Learn linear algebra to get ready to create robots. Basic algebra is required for both programming and fine-tuning a robot’s code. Take a lot of algebra classes in high school or college, or study algebra on your own to improve your math skills.
Learn physics as a foundation for studying robotics. Understanding how your robot moves and interacts with the outside environment is required while building robotics. If you have never taken a physics course, enroll in an online programme or teach yourself fundamental physics.
Study computer science to improve your robotics abilities. Robotics is inextricably linked to computer science, and a solid grasp of the latter is required to study the former. Practice or learn basic computer skills, and attempt to stay current on computer science papers or websites.

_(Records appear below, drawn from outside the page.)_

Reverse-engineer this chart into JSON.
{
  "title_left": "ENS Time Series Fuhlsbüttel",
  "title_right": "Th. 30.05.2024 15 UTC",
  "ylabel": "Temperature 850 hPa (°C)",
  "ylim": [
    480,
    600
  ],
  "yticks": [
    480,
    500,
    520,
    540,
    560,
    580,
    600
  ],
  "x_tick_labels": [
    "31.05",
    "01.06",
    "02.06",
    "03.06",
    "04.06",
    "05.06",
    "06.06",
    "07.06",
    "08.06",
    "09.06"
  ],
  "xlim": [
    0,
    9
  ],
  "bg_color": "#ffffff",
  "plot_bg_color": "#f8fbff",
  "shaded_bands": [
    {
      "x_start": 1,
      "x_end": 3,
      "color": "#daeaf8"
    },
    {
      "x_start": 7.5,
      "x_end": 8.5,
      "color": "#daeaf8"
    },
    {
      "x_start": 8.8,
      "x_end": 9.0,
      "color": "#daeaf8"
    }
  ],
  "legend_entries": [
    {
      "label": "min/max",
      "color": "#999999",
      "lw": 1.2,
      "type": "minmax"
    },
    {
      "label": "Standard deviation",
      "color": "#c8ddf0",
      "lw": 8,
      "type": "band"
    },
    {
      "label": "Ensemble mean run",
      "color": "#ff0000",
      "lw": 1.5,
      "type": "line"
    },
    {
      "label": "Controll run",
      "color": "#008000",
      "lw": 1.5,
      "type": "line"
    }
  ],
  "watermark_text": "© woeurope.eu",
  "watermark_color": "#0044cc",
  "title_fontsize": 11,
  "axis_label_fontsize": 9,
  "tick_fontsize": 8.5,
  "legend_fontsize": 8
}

Step 2: Build your Robotics Skills:
To create your first robot, you can use a kit or do it yourself. Once you’ve mastered the fundamentals of robotics, get a robot construction kit and follow the instructions to construct your robot using code, maths, and manual tinkering. Alternatively, you may make your own using materials and equipment available at most hardware stores.
Take robotics classes in person or online to hone your abilities. While self-studying robotics is beneficial, robotics classes may teach you advanced methods.
Join a robotics group to meet new people and get guidance on your hobby. Robotics is more than simply a hobby—if you enjoy making robots with other people, it may be a great way to form long-lasting connections.
When you’re ready to show off your work, enter robotics competitions. Enroll your innovations in a local or big robotics competition once you’ve learnt how to programme simple robots. Whatever your results are, robotics tournaments may be a terrific method to test your robots and learn how to improve them.
Step 3: Study Advanced Robotics:
For advanced robotics, learn trigonometry and statistics. While linear algebra is sufficient for rudimentary robots, higher mathematics may be required to develop complicated ones.
To modify your projects, learn about the Robot Operating System. The most prevalent software system for constructing robots is the Robot Operating System (ROS). If you want to create complicated robots without using a kit or a tutorial, understanding how to utilize ROS can assist you in programming your creations.
If desired, get a degree in robotics engineering. A degree in robotics engineering may educate you how to design, diagnose, and repair complicated robots if you’re passionate about robotics.
Step 4: Big Projects
Work on the big Robotics Projects and thus, you are an expert in the field of Robotics.